"Qui serait assez insensé pour mourir sans avoir fait au moins le tour de sa prison?" - Marguerite Yourcenar, L'œuvre au noir (1968)
Je me souviens de cet automne 1988 où Nick Cave est venu jouer à Genève, de son nouvel album - Tender Prey - exposé sur une paroi du magasin Sounds, et puis du film de Wim Wenders - Les Ailes du désir -, où Nick joue son propre rôle, un chanteur possédé, l'archétype même du rocker maudit dans mes yeux d'adolescents.
Je me souviens bien qu'elle fut ma surprise d'entendre deux remarquables reprises de Mercy Seat, d'abord en 1997 par le groupe allemand Goethes Erben sous le titre Sitz der Gnade - surprenante parce qu'interprétée avec éloquence et conviction dans leur langue natale -, et puis, trois ans plus tard, la superbe version qu'en a donnée Johnny Cash, avec sa voix d'une profondeur incroyable... quel bel hommage à l'un des titres phares de Nick Cave, et mon favori de toute sa discographie.
Je me souviens aussi que mon fantasme le plus cher, et ce depuis plus de quinze ans, serait de tomber sur un DJ qui enchaînerait Haus der Luege d'Einstürzende Neubauten et The Mercy Seat de Nick Cave, deux titres hors norme datant presque de la même époque, tout aussi percutants l'un que l'autre, puissants musicalement, intelligents au niveau des textes, servis par des chanteurs charismatiques...
And the mercy seat is waiting
And I think my head is burning
And in a way I'm yearning
To be done with all this weighing of the truth.
An eye for an eye
And a tooth for a tooth
And anyway I told the truth
And I'm not afraid to die
En attendant de pouvoir lire le dernier livre d'Antoine Volodine - Terminus radieux, prêté à quelqu'un pour l'instant -, j'ai eu la bonne idée de me rabattre sur Écrivains, un recueil paru il y a quatre ans et qui donne la parole à un chœur tragique d'écrivains (fictionnels) post-exotiques (comme aime à les dénommer l'auteur), multiplicité d'une même expérience, celle de la prison, et portrait décalé et en pièces de Volodine lui-même.
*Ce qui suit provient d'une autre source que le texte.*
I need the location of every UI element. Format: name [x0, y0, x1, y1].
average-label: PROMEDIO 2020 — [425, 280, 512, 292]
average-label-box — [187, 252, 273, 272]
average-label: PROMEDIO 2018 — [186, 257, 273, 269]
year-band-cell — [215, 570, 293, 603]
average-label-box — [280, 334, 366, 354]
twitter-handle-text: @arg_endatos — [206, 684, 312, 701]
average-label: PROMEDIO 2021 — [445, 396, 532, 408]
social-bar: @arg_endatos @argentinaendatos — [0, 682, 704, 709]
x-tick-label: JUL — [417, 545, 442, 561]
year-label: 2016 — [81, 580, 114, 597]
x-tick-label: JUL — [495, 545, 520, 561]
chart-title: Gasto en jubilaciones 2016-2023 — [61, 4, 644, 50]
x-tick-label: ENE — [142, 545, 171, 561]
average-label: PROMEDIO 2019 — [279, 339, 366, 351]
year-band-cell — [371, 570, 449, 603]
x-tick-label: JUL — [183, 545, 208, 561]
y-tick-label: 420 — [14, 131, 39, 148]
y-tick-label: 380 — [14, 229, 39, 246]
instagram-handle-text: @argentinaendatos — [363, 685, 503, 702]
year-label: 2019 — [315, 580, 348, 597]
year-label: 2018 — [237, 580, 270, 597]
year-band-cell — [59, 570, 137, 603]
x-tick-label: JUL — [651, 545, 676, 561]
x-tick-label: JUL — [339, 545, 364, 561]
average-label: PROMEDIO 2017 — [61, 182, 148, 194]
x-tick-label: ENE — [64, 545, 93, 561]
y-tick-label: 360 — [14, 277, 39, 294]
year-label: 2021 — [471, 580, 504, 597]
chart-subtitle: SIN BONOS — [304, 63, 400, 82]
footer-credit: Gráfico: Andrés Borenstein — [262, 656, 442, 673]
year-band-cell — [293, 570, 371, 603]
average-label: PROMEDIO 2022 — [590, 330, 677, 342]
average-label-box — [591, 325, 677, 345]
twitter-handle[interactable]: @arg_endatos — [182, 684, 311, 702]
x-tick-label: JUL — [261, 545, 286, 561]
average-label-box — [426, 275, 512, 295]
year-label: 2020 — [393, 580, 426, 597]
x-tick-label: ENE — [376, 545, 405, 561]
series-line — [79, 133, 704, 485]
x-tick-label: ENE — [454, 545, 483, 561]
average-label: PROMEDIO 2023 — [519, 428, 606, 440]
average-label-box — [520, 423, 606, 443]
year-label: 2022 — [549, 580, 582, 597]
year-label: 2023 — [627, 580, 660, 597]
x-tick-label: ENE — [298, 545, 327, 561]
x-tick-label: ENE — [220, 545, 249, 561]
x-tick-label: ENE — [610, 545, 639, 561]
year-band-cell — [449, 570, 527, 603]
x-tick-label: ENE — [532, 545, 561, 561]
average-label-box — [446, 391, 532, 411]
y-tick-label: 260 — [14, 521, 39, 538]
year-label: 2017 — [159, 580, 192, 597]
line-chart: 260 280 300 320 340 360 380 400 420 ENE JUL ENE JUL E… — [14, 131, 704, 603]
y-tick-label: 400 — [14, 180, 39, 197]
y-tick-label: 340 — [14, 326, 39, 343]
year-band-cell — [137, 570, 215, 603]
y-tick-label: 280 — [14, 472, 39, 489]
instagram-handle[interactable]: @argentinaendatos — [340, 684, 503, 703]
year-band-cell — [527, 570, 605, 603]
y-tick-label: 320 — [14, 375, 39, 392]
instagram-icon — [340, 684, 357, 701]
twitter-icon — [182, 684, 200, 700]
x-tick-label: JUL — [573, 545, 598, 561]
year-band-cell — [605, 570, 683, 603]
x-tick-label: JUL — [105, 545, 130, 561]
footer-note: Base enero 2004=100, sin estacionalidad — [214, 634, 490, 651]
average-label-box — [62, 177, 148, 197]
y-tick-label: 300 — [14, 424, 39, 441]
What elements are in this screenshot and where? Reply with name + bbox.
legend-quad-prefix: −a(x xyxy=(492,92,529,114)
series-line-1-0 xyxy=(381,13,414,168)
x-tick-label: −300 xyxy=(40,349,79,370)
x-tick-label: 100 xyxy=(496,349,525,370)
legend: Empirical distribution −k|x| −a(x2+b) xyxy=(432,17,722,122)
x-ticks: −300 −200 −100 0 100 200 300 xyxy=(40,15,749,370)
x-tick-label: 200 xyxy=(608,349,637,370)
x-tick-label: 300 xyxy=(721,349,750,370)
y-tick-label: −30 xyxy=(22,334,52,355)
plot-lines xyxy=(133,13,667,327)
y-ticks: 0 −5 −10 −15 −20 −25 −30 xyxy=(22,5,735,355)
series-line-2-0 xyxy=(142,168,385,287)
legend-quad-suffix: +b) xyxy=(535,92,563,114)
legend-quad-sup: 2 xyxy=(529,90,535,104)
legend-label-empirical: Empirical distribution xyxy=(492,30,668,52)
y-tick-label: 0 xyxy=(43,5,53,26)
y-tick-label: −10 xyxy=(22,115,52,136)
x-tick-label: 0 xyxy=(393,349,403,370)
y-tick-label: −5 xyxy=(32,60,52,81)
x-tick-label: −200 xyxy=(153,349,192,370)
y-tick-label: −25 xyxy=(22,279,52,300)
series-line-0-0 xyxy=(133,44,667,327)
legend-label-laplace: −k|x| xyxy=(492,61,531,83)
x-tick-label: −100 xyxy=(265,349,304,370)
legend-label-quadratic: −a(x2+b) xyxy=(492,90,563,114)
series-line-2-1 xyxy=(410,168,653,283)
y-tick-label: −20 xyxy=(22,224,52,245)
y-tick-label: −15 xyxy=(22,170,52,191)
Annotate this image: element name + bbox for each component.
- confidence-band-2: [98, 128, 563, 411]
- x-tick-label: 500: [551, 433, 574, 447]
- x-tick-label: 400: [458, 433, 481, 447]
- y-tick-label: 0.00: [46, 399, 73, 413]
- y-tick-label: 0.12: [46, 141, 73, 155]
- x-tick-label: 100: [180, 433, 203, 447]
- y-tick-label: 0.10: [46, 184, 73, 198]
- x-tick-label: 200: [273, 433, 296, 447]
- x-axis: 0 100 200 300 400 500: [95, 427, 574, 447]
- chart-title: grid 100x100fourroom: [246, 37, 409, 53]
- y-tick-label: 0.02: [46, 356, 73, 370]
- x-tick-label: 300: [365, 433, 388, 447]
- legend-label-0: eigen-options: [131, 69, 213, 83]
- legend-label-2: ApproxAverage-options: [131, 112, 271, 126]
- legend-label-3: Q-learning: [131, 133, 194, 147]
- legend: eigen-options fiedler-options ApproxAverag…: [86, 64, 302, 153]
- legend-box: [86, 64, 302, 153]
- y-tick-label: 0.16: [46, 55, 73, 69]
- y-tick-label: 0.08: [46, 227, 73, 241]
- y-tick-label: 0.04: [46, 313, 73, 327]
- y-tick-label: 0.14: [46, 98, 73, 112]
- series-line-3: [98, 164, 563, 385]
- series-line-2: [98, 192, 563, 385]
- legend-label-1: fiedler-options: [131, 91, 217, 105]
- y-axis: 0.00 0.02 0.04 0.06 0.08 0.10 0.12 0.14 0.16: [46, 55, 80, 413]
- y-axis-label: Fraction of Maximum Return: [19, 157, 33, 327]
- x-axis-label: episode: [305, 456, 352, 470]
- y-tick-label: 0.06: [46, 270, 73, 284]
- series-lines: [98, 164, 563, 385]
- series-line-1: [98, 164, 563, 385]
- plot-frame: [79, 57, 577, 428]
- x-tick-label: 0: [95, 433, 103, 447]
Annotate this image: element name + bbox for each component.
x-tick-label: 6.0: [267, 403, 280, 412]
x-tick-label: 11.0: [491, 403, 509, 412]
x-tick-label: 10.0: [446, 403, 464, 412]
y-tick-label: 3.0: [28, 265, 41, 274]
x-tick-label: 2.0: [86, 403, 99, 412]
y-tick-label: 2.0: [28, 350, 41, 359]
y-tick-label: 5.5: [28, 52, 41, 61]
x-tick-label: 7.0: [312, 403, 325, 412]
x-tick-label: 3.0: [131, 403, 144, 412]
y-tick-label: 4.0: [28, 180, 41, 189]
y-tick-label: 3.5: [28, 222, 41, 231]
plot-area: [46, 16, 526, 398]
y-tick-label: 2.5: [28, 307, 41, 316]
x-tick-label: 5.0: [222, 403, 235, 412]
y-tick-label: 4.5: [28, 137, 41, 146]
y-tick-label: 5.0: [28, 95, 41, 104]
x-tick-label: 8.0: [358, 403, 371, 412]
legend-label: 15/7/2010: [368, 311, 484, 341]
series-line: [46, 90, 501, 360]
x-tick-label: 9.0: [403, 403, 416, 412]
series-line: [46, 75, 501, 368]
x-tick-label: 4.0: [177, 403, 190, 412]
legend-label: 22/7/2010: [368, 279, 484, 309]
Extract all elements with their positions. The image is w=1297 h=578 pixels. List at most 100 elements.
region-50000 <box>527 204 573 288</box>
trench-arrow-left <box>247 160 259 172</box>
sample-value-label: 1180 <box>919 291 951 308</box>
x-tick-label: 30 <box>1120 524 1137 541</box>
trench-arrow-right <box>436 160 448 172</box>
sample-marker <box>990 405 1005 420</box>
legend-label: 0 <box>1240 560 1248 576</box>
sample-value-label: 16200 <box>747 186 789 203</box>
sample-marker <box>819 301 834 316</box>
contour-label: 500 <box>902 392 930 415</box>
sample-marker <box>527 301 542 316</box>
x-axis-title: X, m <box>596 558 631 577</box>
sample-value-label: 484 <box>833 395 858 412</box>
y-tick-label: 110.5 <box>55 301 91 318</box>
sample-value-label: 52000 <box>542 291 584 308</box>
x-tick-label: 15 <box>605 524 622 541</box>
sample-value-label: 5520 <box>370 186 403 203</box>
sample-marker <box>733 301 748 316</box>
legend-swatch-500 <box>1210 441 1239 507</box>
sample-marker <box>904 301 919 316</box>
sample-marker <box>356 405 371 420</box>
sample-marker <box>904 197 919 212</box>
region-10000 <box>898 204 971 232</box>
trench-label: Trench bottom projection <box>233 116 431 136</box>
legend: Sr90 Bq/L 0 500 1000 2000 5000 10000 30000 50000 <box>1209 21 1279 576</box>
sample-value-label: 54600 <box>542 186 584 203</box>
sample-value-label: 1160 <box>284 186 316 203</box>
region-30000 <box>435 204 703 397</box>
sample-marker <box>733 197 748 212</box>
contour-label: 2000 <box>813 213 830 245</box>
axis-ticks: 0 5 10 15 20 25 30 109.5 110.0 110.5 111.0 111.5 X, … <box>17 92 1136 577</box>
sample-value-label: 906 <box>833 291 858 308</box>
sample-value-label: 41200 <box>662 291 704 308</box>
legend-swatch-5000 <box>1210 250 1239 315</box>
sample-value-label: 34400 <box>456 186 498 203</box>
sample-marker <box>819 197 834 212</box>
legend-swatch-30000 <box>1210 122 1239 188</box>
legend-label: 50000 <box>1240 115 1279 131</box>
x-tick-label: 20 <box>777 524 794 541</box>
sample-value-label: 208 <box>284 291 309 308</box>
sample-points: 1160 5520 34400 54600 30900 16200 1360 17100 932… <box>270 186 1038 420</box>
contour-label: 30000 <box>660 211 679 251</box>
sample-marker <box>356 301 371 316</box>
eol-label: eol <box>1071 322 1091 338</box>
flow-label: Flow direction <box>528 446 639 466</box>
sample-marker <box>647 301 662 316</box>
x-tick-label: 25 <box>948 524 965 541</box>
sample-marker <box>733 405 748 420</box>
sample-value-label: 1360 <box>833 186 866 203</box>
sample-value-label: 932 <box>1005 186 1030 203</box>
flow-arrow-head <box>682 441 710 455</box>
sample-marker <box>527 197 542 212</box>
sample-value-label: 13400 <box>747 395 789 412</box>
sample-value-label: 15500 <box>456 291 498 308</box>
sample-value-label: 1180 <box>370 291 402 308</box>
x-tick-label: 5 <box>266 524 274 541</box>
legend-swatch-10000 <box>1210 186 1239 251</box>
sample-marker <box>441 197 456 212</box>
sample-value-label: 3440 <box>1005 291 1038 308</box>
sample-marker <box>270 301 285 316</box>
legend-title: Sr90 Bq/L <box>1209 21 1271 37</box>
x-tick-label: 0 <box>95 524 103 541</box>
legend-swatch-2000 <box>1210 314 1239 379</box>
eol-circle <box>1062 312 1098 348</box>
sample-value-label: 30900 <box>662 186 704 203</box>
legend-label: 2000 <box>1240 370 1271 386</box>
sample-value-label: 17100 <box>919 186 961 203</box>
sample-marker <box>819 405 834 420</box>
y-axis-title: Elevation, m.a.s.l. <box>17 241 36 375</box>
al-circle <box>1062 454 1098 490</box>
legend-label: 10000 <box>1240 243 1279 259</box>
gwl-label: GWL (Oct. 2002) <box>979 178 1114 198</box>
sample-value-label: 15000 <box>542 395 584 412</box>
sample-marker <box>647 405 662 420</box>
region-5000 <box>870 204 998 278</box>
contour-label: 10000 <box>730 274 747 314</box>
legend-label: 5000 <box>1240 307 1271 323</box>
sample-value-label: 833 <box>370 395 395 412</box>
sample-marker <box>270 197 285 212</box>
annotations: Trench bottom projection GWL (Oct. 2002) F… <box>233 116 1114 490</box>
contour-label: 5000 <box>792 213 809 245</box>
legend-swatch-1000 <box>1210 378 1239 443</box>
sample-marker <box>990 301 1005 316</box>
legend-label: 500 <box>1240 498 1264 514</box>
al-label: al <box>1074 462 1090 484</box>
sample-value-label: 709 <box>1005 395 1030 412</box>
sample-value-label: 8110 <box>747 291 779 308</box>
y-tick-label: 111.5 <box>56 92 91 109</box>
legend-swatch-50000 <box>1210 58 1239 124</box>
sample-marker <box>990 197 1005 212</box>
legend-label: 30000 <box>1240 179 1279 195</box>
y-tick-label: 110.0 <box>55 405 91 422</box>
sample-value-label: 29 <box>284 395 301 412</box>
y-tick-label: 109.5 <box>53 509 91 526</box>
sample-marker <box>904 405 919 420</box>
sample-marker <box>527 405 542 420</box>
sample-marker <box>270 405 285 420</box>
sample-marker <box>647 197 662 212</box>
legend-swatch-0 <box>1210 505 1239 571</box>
Là où la littérature contemporaine induit une inévitable normalisation de la transgression, celle de Volodine, et de ses Écrivains se porte vers la transcendance, le radicalement autre, la singularité vraie (et totale). On est loin des portraits d'écrivains alcooliques ou médiatiques, on a là des écrivains non pas maudits mais sans avenir. Le monde où ils évoluent est un monde en ruine, répressif, stalinien ou peut-être même post-apocalyptique, et où la seule certitude est l'échec final. Le monde de Volodine est perdu mais n'empêche pas d'inventer la rédemption tout en se sachant perdu. C'est un monde hérité de Kafka, Beckett et Tarkowski, et c'est une lecture aussi puissante que troublante...
"Un temps passe.
- Bien entendu, reprend-elle, notre parole ne prétend pas avoir une quelconque utilité dans le combat égalitariste concret qu'il conviendrait de mener, hors les murs, pour libérer des cycles du malheur les cinq ou six milliards d'individus qui y sont plongés. Ce que des actions militaires n'ont en aucune manière ébréché, des paroles d'écrivains ne peuvent le menacer ni le briser. Nous savons cela. Nous n'entretenons aucune illusion sur cela.
Elle ne bouge pas pendant un moment, puis elle se cogne le crâne, plusieurs fois, sur la paroi de ciment contre laquelle elle s'appuie.
- Nous n'éprouvons aucune fierté en maniant la parole, même si nous savons que notre poésie n'est pas comparable aux jongleries serviles que produisent en abondance les domestiques bavards des maîtres. Nous connaissons notre insignifiance. Dans un univers où la multiplication du verbe est le terreau sur quoi prospèrent les acteurs du malheur, sur cette ignoble scène de théâtre où le foisonnement des débats contradictoires est un écran cynique derrière quoi les maîtres conservent les mains libres, le verbe n'a ni influence ni force. Nous ne vivons plus dans cet univers, mais notre forteresse carcérale n'est pas non plus un lieu où dire les choses permette de changer les choses. La parole post_exotique s'interrompra lorsque le dernier de nos écrivains s'éteindra, et personne nulle part ne s'en rendre compte. Toutefois, tant que nous disposerons d'un peu de souffle encore, nous inventerons encore et encore la magie absurde de cette parole, nous irons dans les mots et nous dirons le monde.
Linda Woo est en lambeaux, le vent et la solitude l'ont déchirée encore une fois, elle est trempée de sueur et de larmes. Moi aussi.
- La leçon est terminée, dit-elle pour conclure."